Moreover, in 2016 the Organization for Economic Cooperation and Development (OECD) reported on its 2012 round of tests, the Programme for International Student Assessment (PISA). The data clearly showed that “teacher-directed” instruction was more effective than “student-oriented” instruction. (See chart.)

Yet the proposed math framework promotes only progressive education’s inquiry-based approach. This is ideology, not science. It will not help those who struggle in math. It can only bring down student achievement.

If the framework writers had wanted solid evidence, they would have relied on the final report and subgroup reports of the 2008 federal National Mathematics Advisory Panel. They would have made even more use of the practice guides of the federal Institute of Education Sciences, which are designed for teachers and curriculum writers. Instead, the framework’s writers pretend this high-quality evidence doesn’t even exist.

In terms of putting students of similar preparedness together the new draft improves over its predecessor. The previous draft would have outlawed any classes that were grouped according to math achievement in K–10. The current draft still speaks of the “negative aspects” of tracking systems in middle school (chap. 9) and disparages “blunt methods” of tracking (chap. 9). But on the whole it has a salutary emphasis on accessible options and opportunities for students to “catch up with content as well as accelerate” their learning.

The previous draft was also notable for its heavily politicized content. Over 1200 figures in California’s community of scientific and math professionals (most of whom are college and university professors) denounced this importing of political content into math instruction. In some ways the new draft is an improvement. It has removed claims that math is not a neutral, objective discipline, and some highly political vignettes have been toned down.
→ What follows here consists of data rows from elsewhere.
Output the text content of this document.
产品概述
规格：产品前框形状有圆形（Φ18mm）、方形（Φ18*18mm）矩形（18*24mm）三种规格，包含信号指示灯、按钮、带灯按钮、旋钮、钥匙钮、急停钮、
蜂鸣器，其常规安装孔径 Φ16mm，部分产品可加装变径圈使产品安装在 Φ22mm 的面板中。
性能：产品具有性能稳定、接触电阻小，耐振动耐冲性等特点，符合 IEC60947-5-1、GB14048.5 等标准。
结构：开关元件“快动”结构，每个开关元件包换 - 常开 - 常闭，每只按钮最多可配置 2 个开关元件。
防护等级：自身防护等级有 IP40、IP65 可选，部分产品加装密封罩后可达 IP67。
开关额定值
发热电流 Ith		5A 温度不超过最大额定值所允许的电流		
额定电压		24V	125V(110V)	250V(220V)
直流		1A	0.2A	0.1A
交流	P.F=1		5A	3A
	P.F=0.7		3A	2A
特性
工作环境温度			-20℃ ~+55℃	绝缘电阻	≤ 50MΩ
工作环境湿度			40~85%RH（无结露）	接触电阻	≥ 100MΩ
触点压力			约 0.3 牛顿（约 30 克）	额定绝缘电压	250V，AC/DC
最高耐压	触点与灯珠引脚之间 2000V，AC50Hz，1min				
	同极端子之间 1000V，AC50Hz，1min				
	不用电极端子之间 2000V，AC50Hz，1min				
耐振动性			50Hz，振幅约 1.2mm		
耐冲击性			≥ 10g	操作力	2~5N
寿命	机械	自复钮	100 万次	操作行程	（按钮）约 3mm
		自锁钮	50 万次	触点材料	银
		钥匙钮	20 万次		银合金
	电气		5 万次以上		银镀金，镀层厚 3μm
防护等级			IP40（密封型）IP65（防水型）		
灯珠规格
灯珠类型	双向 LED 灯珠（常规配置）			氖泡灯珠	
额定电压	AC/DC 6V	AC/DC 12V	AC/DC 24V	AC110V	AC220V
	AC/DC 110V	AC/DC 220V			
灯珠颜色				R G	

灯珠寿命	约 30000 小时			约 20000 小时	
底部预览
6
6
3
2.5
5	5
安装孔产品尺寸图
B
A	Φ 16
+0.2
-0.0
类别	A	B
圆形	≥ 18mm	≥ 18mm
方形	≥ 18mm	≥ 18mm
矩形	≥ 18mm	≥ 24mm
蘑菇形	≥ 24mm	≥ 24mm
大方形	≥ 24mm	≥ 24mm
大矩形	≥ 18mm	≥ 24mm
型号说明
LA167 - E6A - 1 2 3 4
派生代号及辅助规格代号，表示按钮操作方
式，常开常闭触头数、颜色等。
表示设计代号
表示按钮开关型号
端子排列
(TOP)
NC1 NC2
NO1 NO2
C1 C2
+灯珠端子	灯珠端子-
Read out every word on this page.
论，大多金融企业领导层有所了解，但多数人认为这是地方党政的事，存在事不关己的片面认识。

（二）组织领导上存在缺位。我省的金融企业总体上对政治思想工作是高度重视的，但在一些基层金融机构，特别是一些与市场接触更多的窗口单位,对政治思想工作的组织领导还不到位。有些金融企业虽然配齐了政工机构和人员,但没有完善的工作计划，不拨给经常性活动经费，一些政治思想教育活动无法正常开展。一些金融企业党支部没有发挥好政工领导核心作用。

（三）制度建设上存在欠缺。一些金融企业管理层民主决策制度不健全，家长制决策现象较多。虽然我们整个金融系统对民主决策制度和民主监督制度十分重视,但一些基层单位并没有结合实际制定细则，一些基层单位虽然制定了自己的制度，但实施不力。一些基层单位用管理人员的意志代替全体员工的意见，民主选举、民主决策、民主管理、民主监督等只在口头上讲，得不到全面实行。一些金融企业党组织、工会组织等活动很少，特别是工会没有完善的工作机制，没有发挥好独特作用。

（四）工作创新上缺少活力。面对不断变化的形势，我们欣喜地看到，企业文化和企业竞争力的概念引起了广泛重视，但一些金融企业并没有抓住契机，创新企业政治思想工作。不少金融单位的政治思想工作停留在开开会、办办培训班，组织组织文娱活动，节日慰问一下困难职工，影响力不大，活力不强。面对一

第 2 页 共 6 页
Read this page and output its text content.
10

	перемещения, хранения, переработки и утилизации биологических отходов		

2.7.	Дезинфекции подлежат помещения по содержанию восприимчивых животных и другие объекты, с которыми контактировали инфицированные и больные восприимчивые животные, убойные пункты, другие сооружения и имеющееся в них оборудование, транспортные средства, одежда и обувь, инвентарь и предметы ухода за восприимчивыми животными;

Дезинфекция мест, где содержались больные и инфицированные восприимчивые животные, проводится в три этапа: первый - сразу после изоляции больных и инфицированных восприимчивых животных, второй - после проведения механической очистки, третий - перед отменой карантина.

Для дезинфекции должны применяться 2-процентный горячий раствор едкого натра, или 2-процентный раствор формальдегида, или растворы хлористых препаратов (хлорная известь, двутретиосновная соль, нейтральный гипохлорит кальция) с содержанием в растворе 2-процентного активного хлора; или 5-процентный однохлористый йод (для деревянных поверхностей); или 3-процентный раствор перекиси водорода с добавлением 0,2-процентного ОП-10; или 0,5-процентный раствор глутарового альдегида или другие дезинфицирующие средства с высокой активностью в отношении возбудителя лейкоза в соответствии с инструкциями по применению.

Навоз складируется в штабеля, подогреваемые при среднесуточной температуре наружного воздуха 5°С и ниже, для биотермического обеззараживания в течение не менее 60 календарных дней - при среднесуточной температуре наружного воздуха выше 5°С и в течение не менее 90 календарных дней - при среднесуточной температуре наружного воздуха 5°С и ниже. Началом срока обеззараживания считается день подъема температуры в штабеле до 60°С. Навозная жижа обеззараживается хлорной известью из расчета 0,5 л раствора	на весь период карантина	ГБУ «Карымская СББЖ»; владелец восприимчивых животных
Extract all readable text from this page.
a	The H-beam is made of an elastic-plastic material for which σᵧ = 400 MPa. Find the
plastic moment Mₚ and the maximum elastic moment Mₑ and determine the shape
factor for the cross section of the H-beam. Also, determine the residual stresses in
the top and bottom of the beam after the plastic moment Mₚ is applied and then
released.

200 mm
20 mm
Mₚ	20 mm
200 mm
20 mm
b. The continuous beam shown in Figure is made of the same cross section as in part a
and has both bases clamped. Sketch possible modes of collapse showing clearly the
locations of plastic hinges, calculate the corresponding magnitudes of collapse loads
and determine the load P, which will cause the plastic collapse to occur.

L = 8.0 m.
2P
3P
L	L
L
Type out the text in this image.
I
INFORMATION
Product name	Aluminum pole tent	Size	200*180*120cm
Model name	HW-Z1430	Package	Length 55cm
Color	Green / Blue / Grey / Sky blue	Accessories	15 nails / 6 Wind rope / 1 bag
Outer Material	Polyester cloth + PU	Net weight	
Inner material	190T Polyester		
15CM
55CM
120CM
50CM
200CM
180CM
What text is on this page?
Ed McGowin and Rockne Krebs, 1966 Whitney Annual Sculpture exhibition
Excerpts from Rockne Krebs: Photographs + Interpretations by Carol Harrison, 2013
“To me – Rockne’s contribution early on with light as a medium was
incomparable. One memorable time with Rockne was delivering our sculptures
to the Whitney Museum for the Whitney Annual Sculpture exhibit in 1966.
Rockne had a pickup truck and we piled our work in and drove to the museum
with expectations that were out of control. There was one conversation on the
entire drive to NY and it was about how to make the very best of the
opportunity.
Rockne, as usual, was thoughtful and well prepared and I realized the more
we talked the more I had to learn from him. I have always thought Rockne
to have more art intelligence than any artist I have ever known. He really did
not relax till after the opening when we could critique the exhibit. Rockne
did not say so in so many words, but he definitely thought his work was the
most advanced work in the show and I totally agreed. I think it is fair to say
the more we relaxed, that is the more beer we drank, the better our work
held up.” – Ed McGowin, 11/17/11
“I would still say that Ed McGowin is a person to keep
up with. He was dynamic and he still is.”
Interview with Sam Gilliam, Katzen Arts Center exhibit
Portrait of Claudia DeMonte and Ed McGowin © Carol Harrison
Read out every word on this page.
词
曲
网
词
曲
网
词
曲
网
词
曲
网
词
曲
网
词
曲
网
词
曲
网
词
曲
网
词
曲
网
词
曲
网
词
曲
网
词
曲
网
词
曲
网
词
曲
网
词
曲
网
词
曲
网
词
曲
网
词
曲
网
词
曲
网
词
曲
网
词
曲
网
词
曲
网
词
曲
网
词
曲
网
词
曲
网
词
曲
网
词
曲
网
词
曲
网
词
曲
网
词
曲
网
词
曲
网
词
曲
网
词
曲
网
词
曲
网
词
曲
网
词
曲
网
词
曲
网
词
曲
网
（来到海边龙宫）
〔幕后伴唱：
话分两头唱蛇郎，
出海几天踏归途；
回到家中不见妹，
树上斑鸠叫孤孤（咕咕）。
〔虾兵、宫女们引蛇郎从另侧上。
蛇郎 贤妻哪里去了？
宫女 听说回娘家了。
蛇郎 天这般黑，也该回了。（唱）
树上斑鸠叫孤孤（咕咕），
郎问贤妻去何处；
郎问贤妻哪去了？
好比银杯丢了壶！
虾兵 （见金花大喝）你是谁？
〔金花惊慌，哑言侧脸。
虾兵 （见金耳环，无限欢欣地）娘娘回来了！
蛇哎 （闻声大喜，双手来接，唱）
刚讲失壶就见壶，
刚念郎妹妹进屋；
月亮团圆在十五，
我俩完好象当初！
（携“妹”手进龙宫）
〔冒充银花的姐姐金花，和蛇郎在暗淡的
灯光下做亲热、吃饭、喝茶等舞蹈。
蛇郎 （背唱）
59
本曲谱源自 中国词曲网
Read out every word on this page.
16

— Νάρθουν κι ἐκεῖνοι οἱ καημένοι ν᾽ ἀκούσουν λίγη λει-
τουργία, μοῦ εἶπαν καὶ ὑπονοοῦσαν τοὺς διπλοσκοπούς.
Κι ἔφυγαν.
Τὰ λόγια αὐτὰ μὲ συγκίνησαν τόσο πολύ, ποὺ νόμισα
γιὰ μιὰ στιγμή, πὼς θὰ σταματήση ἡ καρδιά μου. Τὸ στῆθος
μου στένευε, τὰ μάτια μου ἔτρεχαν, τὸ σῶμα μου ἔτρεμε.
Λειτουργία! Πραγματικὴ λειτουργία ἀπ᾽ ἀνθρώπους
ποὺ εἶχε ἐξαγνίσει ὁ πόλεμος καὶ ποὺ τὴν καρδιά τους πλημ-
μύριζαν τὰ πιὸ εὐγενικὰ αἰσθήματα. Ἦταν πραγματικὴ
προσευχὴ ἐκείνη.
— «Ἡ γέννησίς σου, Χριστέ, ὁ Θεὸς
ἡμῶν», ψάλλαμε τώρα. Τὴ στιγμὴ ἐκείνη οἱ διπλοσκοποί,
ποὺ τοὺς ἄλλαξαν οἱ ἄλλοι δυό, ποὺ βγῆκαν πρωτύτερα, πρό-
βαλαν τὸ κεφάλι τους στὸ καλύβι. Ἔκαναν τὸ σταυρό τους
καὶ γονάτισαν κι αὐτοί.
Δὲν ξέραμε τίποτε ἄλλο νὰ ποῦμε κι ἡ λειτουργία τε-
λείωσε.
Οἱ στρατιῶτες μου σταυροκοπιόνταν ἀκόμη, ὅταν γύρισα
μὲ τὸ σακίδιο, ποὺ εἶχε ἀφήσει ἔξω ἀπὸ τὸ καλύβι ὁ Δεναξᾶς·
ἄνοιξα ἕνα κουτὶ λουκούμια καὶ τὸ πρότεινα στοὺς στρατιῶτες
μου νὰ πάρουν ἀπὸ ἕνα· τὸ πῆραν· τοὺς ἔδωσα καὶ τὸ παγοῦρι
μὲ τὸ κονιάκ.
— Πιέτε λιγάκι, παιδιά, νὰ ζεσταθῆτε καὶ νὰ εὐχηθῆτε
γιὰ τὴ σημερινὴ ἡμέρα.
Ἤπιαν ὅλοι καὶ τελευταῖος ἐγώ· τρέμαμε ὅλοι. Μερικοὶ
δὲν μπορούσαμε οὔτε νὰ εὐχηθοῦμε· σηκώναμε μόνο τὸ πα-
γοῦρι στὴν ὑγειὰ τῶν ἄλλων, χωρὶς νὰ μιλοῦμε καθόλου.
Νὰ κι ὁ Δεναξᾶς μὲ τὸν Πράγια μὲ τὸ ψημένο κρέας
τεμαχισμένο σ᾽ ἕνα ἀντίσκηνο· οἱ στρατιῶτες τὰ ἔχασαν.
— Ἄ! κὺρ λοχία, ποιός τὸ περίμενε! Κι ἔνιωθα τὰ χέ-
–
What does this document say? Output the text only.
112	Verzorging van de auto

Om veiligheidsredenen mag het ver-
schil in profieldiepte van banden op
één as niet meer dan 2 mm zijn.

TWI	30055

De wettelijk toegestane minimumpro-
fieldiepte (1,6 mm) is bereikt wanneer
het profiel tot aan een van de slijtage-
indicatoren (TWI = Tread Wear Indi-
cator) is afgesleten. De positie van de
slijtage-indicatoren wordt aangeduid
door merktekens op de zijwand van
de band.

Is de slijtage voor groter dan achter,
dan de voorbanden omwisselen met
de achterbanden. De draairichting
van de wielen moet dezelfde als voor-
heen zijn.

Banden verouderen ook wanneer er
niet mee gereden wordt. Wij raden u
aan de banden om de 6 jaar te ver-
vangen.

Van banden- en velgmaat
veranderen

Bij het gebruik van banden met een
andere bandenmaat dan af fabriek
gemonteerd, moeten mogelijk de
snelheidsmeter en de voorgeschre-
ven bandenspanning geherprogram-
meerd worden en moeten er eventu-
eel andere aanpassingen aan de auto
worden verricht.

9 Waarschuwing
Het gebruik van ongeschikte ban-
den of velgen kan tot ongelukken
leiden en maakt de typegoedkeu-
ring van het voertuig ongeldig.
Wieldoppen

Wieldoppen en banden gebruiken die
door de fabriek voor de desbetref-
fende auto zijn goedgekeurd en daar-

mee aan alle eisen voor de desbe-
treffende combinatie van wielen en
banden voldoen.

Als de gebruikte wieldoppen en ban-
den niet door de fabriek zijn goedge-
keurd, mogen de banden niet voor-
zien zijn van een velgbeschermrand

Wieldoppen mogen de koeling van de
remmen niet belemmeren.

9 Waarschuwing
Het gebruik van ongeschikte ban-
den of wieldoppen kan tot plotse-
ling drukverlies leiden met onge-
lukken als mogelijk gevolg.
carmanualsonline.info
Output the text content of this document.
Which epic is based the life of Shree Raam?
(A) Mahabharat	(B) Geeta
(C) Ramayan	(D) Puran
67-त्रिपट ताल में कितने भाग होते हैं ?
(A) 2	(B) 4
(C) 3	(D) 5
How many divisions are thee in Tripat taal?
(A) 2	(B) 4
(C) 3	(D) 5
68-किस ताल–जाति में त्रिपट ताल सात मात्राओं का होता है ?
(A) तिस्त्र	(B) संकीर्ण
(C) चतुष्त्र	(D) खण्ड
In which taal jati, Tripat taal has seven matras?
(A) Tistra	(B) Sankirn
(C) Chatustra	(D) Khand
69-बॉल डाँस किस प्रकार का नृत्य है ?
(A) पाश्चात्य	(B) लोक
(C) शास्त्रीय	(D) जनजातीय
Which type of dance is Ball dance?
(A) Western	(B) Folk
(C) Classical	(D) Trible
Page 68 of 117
Nonetheless, “trauma-induced pedagogy” is still highlighted (chap. 2). This is the idea that students are disabled emotionally by a racist, sexist, violent society ruled by a capitalist class and that therefore teaching should be therapeutic. Such teacher-therapists often conclude that their teaching should encourage resistance to society’s institutions. This is an ideological distraction.

So the proposed math curriculum is still highly politicized. A teacher is considered exemplary for promoting “sociopolitical consciousness” (chap. 2). Teachers are told that they should take a “justice-oriented perspective” at any grade level, K–12, in order to empower their students politically (chap. 2). For example, teachers are told to have students do practice exercises and data analysis in the context of “environmental or social justice” (chaps. 1 and 7).

Math should be neutral and nonpolitical. A math that caters to the 12 percent of Californians who are “strongly liberal” is a math that will upset the millions of parents who are not that liberal. Why should they pay their tax dollars to have their children indoctrinated?